Я не совсем понял пример с женой

Да, потому что я не закончил пример. Мы всегда считаем, что если есть что-то не складывающееся между мной и возлюбленной, то это из-за недоразумения: она что-то не поняла, была в плохом настроении или все дело в дурных слухах… И тогда, если я действительно найду хорошие слова, то все исправится и мы заживем! Но почему мы так думаем? Это не всегда так. Есть, наверное, какие-то законы психологии, которые это объясняют.

Я попытался объяснить на примере с женщиной, с любовью. А какие были в Советском Союзе отношения с властью, которая неизменно таинственна и загадочна, которая всегда готова ложно обвинять, без реальной вины, и мы всегда считали себя невиновными, и мы всю жизнь всем надоедали, твердя: «Ну я-то невиновен, слушайте, дайте мне другую возможность, другое место, пусть все слова, какими я обладаю, будут собраны в надлежащий момент, и я найду слова, которые докажут вам, что я невиновен, что я честный коммунист и т. д. и т. п.» Вы видите, что утверждение, которое казалось очень простым в заурядном примере с любовью, с отношениями с женщиной, и в другой реальности, а именно политической, для анализа которой мы всегда прибегаем к очень сложным и очень серьезным понятиям… Ведь это одно и то же, это те же Дантовы гонцы, которые всякий раз невиновны.
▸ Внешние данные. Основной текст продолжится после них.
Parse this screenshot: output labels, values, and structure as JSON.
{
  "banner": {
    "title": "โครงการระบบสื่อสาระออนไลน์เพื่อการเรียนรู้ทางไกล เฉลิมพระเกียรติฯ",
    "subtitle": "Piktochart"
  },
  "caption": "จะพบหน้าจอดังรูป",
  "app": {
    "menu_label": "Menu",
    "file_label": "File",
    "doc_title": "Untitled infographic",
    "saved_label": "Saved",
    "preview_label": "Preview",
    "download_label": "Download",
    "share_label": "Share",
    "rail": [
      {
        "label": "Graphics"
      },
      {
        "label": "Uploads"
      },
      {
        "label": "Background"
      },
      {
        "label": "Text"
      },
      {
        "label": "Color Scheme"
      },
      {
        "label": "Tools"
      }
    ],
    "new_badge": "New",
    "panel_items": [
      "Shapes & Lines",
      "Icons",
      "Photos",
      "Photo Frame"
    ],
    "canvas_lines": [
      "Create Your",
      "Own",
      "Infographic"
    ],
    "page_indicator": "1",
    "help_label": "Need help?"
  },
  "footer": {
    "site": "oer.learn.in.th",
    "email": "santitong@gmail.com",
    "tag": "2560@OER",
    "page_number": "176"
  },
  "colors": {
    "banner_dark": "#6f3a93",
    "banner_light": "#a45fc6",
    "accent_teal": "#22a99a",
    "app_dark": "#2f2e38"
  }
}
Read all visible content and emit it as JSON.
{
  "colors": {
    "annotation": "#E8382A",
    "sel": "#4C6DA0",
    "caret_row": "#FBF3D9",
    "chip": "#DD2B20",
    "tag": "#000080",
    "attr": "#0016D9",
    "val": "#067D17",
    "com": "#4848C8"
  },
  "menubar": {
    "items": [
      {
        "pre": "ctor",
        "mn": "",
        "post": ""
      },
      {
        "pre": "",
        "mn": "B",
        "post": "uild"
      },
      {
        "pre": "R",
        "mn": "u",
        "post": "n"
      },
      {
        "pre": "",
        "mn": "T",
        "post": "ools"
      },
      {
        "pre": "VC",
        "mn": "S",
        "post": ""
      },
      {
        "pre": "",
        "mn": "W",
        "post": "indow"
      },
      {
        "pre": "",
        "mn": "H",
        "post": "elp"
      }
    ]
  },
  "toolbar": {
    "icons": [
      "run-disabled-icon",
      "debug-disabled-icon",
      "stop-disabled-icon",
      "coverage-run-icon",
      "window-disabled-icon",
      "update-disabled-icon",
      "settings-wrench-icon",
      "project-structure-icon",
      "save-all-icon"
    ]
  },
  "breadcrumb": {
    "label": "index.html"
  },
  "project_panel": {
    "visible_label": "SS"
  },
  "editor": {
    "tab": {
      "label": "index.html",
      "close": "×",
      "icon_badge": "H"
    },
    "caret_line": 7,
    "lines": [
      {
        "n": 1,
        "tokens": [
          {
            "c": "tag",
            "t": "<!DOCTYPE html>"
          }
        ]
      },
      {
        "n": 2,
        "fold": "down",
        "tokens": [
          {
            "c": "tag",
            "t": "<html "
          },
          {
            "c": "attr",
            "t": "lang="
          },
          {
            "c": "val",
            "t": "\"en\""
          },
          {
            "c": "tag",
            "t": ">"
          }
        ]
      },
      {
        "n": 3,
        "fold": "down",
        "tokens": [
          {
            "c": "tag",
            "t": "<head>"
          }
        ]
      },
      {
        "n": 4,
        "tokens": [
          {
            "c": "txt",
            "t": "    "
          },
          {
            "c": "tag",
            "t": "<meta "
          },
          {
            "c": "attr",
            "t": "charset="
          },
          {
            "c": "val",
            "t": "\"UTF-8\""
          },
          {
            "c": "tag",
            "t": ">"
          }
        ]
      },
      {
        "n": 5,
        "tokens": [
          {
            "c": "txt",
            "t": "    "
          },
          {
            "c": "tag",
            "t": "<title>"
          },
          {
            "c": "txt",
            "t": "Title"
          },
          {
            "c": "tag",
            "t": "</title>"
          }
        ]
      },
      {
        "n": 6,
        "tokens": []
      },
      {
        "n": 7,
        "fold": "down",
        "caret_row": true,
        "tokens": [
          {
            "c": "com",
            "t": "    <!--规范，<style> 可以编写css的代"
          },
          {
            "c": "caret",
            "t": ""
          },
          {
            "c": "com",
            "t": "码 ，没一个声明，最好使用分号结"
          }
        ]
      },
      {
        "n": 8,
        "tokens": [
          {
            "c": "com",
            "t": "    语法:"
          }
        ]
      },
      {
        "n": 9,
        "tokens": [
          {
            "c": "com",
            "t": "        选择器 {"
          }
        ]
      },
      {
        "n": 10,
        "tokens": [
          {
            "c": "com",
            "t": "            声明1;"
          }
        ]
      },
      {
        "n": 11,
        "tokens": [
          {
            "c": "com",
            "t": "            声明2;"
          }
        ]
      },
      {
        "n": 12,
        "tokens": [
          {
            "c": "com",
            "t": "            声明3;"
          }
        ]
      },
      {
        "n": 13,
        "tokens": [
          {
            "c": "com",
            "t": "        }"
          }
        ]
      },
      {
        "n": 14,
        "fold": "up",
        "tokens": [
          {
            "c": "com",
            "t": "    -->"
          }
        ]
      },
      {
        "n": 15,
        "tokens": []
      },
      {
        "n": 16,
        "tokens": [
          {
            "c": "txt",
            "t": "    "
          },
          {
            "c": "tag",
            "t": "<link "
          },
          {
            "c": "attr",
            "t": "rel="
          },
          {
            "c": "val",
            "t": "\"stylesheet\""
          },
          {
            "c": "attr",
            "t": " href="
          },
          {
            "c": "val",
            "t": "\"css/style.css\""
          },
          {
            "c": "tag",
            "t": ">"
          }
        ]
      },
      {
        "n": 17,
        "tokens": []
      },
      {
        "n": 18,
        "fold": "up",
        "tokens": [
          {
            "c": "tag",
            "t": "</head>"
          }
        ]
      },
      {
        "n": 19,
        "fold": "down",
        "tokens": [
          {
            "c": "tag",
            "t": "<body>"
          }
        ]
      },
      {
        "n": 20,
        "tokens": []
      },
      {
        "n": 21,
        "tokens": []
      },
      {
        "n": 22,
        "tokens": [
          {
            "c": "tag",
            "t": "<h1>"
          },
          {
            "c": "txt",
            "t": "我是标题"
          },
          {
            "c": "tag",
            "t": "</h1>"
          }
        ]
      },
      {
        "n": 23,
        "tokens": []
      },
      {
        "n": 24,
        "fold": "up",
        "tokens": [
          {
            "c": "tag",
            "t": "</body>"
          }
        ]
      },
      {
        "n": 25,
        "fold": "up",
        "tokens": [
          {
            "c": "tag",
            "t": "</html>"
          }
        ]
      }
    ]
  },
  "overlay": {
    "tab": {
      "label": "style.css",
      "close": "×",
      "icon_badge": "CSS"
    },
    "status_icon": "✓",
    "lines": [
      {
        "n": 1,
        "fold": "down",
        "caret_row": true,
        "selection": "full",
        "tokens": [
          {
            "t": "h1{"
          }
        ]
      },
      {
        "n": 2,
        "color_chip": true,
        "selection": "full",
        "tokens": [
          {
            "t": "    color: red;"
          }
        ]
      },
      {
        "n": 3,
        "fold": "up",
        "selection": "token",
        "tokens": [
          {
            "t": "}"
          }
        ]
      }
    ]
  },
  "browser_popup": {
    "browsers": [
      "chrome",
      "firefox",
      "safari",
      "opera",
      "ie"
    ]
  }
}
И все-таки надо порвать узы, которые тебя к кому-то привязывают, к какой-то всеведущей точке, перед которой ты должен оправдаться, исправить недоразумение. Советская история кишит недоразумениями? Но недоразумениями в кавычках. Вместо того, чтобы перевернуть это и принять как реальность, где есть законы, мы бежим в безумной гонке надежды. И как раз в этом смысле я употребляю слово «надежда», и именно в этом смысле я восстаю против такой человеческой ценности, которую называю «надежда». Итак: надежда, лень и страх.

Чем живут сегодня люди, живущие по ту сторону того, что сегодня уже не называют железным занавесом – страны Востока? Где сегодня граждане Советского Союза – грузины, прибалтийцы, армяне, русские по отношению к боязни, к страху и к лени?

Они пробуждаются. Что может очень даже не состояться, если они не найдут в себе внутреннюю силу, чтобы блокировать в себе механизмы страха, лени, надежды и упования которые действуют теперь. Это чистый случай, когда мы хорошо видим, о чем идет речь, так как сегодня внешние, тоталитарные цепи пали, или нейтрализованы, или парализованы, или блокированы, теперь дело за человеком. Я повторю слова Монтеня, который перефразировал латинскую поговорку et eripitur persona manet res [2] , сказав, что перед лицом смерти мы должны говорить просто, мы должны показать, что есть хорошего «на дне горшка» [3]

В этот привилегированный момент, в этот момент истины, то, во что ты реально вкладываешься – это действительно говорит само за себя. Таким образом это теперь говорит, и мы констатируем, что люди, для которых наступил тот самый момент, забыли, как пользоваться конечностями, если мы применим метафору физических конечностей для храбрости, для разума и пр. Они разучились, это вышло из строя, не имея мускулов, а мысль должна их иметь (в смысле – имеет потребность), общественная жизнь должна их иметь, – мускулы, культуру общественной жизни.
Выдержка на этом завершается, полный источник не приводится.